ENVIRONMENT AND CAMORRA 
The influence and impact of the Casalesi clan and the Camorra mafia of Naples on the environment and on almost all aspects of public life/economy is clear and established. In the last twenty years local criminal organization were able to take over different businesses like the management and construction of buildings and shopping centers. The most impactful on environment is the waste management system, where Clans took over from late 90’s, building, racketing and then burning down waste treatment plants all over Campania (and in the last 5-10 years operating with other Mafias also all over Italy for an average of 150 waste treatment plants per year burnt from 2013). Mafias were capable of lobbying local and national governments, modifying laws, creating a de-facto cycle of cancer deaths. They also contaminated great chunks of their own backyard, forcing landlords and farmers to take money for excavation spaces, littering the landscape with heavy metals, solvents and chlorinated compounds, often taken from Northern Italy and other EU countries. Barrels were buried, containers driven into rivers, hazardous materials mixed with household rubbish, chemical sludge spread on fields as ‘fertilizer’, asbestos burnt in open air. Only since July 2018 several landfills and big size toxic wastes has been set on fire in place like Caivano, Benevento, Marcianise, Maddaloni and S. Maria C.V.. 

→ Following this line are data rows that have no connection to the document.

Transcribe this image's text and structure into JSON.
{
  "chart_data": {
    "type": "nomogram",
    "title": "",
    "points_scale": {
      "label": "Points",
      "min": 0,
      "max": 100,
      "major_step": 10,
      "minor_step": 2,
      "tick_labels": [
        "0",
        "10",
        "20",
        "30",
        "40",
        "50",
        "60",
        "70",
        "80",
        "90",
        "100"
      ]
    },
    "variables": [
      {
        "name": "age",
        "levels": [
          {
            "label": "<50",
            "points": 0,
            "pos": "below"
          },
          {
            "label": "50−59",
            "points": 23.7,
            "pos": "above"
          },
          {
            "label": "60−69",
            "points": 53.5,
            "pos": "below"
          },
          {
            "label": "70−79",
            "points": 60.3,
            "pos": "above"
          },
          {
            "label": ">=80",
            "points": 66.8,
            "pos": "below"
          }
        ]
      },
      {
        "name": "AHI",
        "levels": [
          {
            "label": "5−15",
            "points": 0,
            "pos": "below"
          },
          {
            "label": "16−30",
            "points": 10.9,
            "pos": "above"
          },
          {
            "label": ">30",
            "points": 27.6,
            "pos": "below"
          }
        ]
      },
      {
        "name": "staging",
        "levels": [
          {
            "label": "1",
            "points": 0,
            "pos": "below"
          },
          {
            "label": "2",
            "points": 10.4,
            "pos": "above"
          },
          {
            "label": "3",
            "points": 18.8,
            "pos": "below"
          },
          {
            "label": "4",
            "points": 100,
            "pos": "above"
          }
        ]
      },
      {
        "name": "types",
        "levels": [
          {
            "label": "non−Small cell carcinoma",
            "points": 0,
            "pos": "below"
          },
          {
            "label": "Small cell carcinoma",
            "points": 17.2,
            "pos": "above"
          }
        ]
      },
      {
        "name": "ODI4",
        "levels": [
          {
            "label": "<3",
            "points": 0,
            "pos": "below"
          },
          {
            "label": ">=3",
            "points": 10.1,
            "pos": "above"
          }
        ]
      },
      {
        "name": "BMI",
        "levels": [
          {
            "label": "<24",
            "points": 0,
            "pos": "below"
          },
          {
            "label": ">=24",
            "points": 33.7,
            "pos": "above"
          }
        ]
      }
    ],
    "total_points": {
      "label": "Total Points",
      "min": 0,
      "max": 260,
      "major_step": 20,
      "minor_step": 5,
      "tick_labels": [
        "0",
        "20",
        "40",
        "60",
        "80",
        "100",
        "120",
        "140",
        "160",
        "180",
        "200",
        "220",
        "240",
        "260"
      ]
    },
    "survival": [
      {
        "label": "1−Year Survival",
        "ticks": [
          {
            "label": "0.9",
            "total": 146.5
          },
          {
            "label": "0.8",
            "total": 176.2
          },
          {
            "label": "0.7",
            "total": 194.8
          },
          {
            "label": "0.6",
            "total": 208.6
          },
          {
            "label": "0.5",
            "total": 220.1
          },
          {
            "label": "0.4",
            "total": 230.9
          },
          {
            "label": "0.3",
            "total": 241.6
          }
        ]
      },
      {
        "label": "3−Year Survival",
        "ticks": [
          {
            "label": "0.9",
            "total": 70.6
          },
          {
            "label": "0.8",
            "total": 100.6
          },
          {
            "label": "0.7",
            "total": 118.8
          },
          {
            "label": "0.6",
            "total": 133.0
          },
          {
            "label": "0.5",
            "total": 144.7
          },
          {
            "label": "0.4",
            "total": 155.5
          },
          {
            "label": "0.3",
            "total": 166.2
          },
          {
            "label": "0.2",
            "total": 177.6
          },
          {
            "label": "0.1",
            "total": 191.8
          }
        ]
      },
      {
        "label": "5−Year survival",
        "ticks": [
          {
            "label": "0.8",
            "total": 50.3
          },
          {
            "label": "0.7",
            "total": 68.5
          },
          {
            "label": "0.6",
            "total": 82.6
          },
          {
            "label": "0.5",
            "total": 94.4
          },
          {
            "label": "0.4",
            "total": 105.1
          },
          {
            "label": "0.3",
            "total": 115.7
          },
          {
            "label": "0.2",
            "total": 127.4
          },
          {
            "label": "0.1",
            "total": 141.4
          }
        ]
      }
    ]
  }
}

Even if the situation it's always been clear to national governments since the late 80's and institutionalised since the Berlusconi era, this waste crisis has never been eradicated and therefore it has gotten worse over time, now a powerful criminal business widespread all over Italy.

AVOIDING FURTHER MARGINALIZATION 
As a local myself, born and raised with this issues as daily life, I'm realizing this work with the urgency to document a local tobacco sector that can disappear, representative of a region with a millennial agricultural history. Tobacco became also the narrative device to denounce the critical environmental situation where millions of people lives. I’m able to work with strong connections in the area with the possibility (already activated) to involve local institutions, Universities and specialists. After a summer session of more then three months of shooting and journalistic researches, I'm working again in Caserta since November 2018. 
I'm now focusing on: citizen association and environmental movements that are asking for concrete change; finishing the Augmented Reality contents on the Regi Lagni canal system; in-depth on industrial architecture of former tobacco factories and their reconversions with local University professors from Unicampania and Unisannio; in-depth on shopping centers controlled by Clans working with a local journalist, Salvatore Minieri, following its new book focused on the issue; pagan and religious agricultural commemorations like the Carri di Macerata; 3D still-life for augmented reality of historical monuments and objects from the agricultural tradition.